I sang a wimpy lead in my high school band Clockwork, and bless their hearts, they literally and figuratively stood behind me. Things started to get better once I stopped trying to sing like Thom Yorke, which was simply never going to happen. But even after having obtained a degree in music, singing well is still a challenge for me, especially in terms of pitch accuracy; I sometimes feel like a sharpshooter with decent eyesight but shaky hands.

As a life philosophy, I believe, as Amanda Palmer does, that everyone who can speak should also sing, for themselves and for the world. But this doesn’t necessarily mean that I should be the performer, the principal vehicle for my songs and my words to reach the people who might need to hear them. Certainly there are those who have gotten away with singing their own material, even if they weren’t the best man for the job–Bob Dylan and Conor Oberst spring immediately to mind–and there are also those who find it impossible to listen to these unimpeachable songwriters for that very reason. Bringing us to the far larger dilemma of how much an artist should alter their work to reach a greater audience, and at what point do they stop being true to themselves.

I’ve made the decision to continue singing my own songs, for the time being at least, for a few reasons. Firstly, I haven’t found anyone I would rather handle them. I’ve learned through my experiments over the last year with different musicians that simply because someone may be technically gifted doesn’t mean that they’re the right person to execute your work, and even if I feel like I owe it to my art to find the best people to present it, I also owe it to myself to not give it over to the wrong person. Much of my work is also deeply personal, whether by calling out six people I’ve been romantically linked to by name, or by relating to Barack Obama because of our shared experience of having lost our immigrant father at a young age.
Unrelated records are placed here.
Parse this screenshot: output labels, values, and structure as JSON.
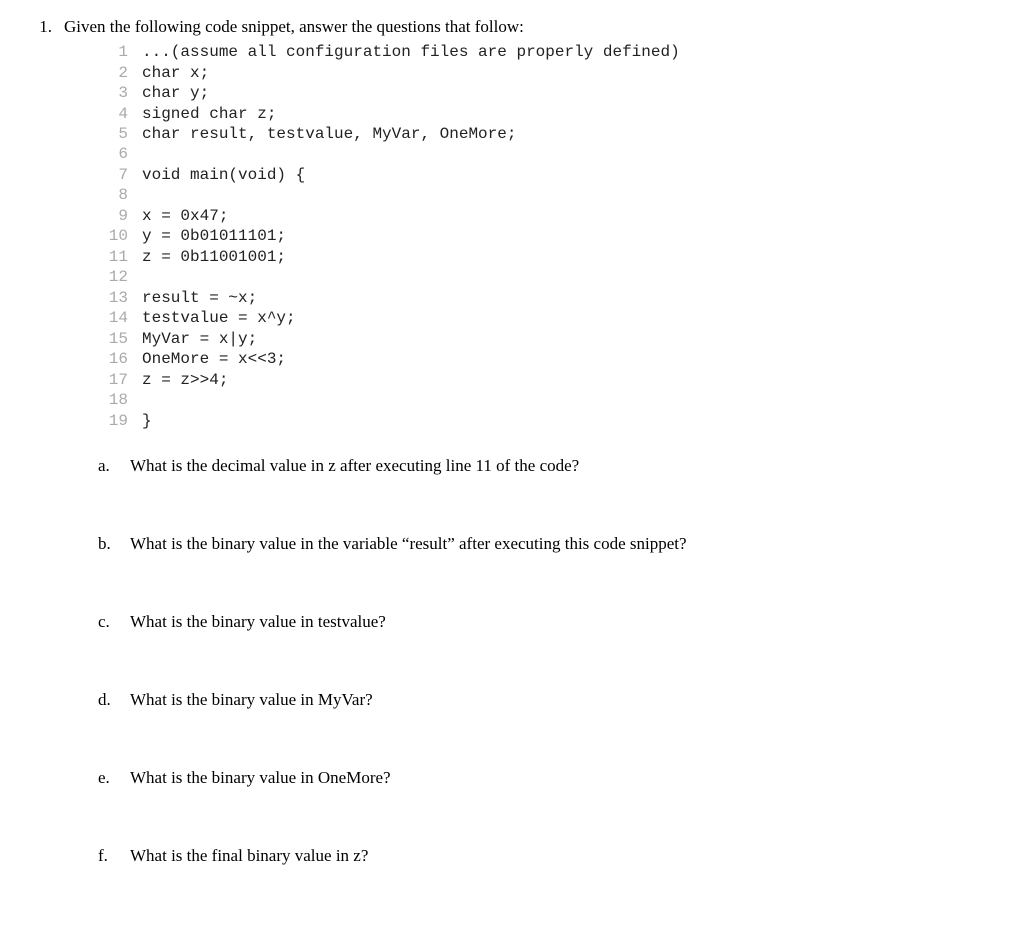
{
  "question": {
    "number": "1.",
    "prompt": "Given the following code snippet, answer the questions that follow:"
  },
  "code": {
    "lines": [
      {
        "n": "1",
        "t": "...(assume all configuration files are properly defined)"
      },
      {
        "n": "2",
        "t": "char x;"
      },
      {
        "n": "3",
        "t": "char y;"
      },
      {
        "n": "4",
        "t": "signed char z;"
      },
      {
        "n": "5",
        "t": "char result, testvalue, MyVar, OneMore;"
      },
      {
        "n": "6",
        "t": ""
      },
      {
        "n": "7",
        "t": "void main(void) {"
      },
      {
        "n": "8",
        "t": ""
      },
      {
        "n": "9",
        "t": "x = 0x47;"
      },
      {
        "n": "10",
        "t": "y = 0b01011101;"
      },
      {
        "n": "11",
        "t": "z = 0b11001001;"
      },
      {
        "n": "12",
        "t": ""
      },
      {
        "n": "13",
        "t": "result = ~x;"
      },
      {
        "n": "14",
        "t": "testvalue = x^y;"
      },
      {
        "n": "15",
        "t": "MyVar = x|y;"
      },
      {
        "n": "16",
        "t": "OneMore = x<<3;"
      },
      {
        "n": "17",
        "t": "z = z>>4;"
      },
      {
        "n": "18",
        "t": ""
      },
      {
        "n": "19",
        "t": "}"
      }
    ]
  },
  "subquestions": [
    {
      "letter": "a.",
      "text": "What is the decimal value in z after executing line 11 of the code?"
    },
    {
      "letter": "b.",
      "text": "What is the binary value in the variable “result” after executing this code snippet?"
    },
    {
      "letter": "c.",
      "text": "What is the binary value in testvalue?"
    },
    {
      "letter": "d.",
      "text": "What is the binary value in MyVar?"
    },
    {
      "letter": "e.",
      "text": "What is the binary value in OneMore?"
    },
    {
      "letter": "f.",
      "text": "What is the final binary value in z?"
    }
  ]
}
I also just have to follow my gut instinct about what I appreciate as a listener. On Conor Oberst (to whom I get compared a lot, for better or worse) and the Mystic Valley Band’s record Outer South, nearly half the songs are penned and sung by other members of the band, and I don’t think there’s really a question as to who’s the least competent vocalist in the group; it’s clearly Conor himself. Yet for the life of me I wouldn’t want to hear any of those other dudes singing his songs.